D’autres procès sont-ils en cours contre l’énergie nucléaire?

Greenpeace a lancé une procédure judiciaire devant le Conseil d’État, demandant l’annulation des arrêtés d’exécution pour la prolongation de la durée de vie des plus anciennes centrales nucléaires : Doel 1, Doel 2 et Tihange 1. Parallèlement, l’organisation a introduit une plainte auprès du Tribunal civil.
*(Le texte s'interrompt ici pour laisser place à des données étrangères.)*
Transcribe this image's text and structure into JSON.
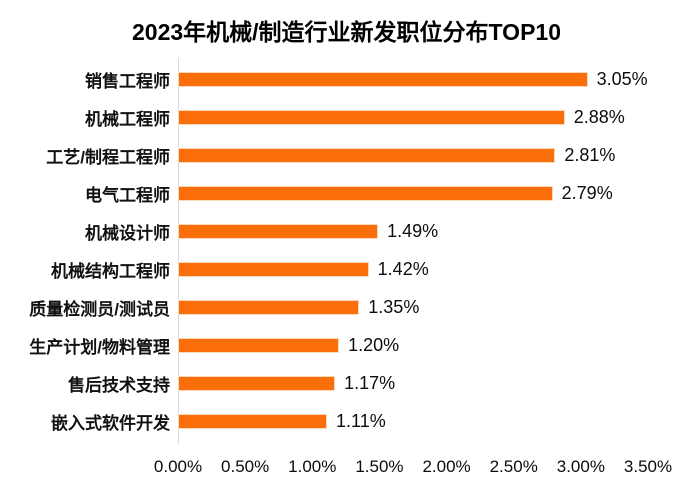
{
  "page": {
    "background": "#FFFFFF"
  },
  "chart_data": {
    "type": "bar",
    "orientation": "horizontal",
    "title": "2023年机械/制造行业新发职位分布TOP10",
    "categories": [
      "销售工程师",
      "机械工程师",
      "工艺/制程工程师",
      "电气工程师",
      "机械设计师",
      "机械结构工程师",
      "质量检测员/测试员",
      "生产计划/物料管理",
      "售后技术支持",
      "嵌入式软件开发"
    ],
    "values": [
      3.05,
      2.88,
      2.81,
      2.79,
      1.49,
      1.42,
      1.35,
      1.2,
      1.17,
      1.11
    ],
    "value_labels": [
      "3.05%",
      "2.88%",
      "2.81%",
      "2.79%",
      "1.49%",
      "1.42%",
      "1.35%",
      "1.20%",
      "1.17%",
      "1.11%"
    ],
    "x_tick_labels": [
      "0.00%",
      "0.50%",
      "1.00%",
      "1.50%",
      "2.00%",
      "2.50%",
      "3.00%",
      "3.50%"
    ],
    "xlim": [
      0,
      3.5
    ],
    "xlabel": "",
    "ylabel": "",
    "grid": false,
    "legend": false,
    "bar_color": "#FA6E0B",
    "axis_line_color": "#D9D9D9",
    "text_color": "#0C0C0C"
  }
}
Greenpeace avance les mêmes arguments que BBL et IEW : aucun rapport d’incidences environnementales n’a été établi et aucune consultation publique transfrontalière n’a été organisée pour donner la parole aux citoyens et aux riverains. La différence avec notre procès ? Greenpeace conteste les arrêtés d’exécution devant le Conseil d’État, BBL et IEW contestent la loi elle-même devant la Cour constitutionnelle. De plus, Greenpeace conteste également la prolongation de la durée de vie de Tihange 1 en plus de celle de Doel 1 et de Doel 2. Cela n’était plus possible pour BBL et IEW parce que la modification de la loi pour cette prolongation était déjà trop ancienne.

BeNeGora, une organisation environnementale transfrontalière belgo-néerlandaise, s’est aussi présentée devant le Conseil d’État pour s’opposer à la prolongation de la durée de vie des centrales nucléaires de Doel 1, Doel 2 et Tihange 1. Cette organisation insiste fortement sur la nécessité d’une consultation publique transfrontalière.

L’asbl Nucléaire Stop Kernenergie a introduit un recours auprès du Tribunal de première instance de Bruxelles (FR) pour exiger que les centrales microfissurées de Tihange 2 et de Doel 3 soient immédiatement mises à l’arrêt jusqu’à ce qu’une enquête sérieuse ait eu lieu. Une deuxième procédure à l’initiative de requérants individuels devrait suivre bientôt. Vous trouverez plus d’informations sur le site not2d3.be.

La possibilité d’entamer d’autres procédures (judiciaires) à partir de la Belgique, des Pays-Bas et de l’Allemagne est encore à l’étude. La ville néerlandaise de Maastricht et la ville allemande d’Aix-la-Chapelle ont ainsi annoncé qu’elles souhaitaient passer devant le juge.

En outre, plusieurs entreprises énergétiques, dont la coopérative Ecopower, en collaboration avec Greenpeace, travaillent au dépôt d’une plaine auprès de la Commission européenne. Elles considèrent qu’en tant exploitant des centrales nucléaires Electrabel a reçu des aides d'État illégales pour la prolongation de Doel 1 et Doel 2.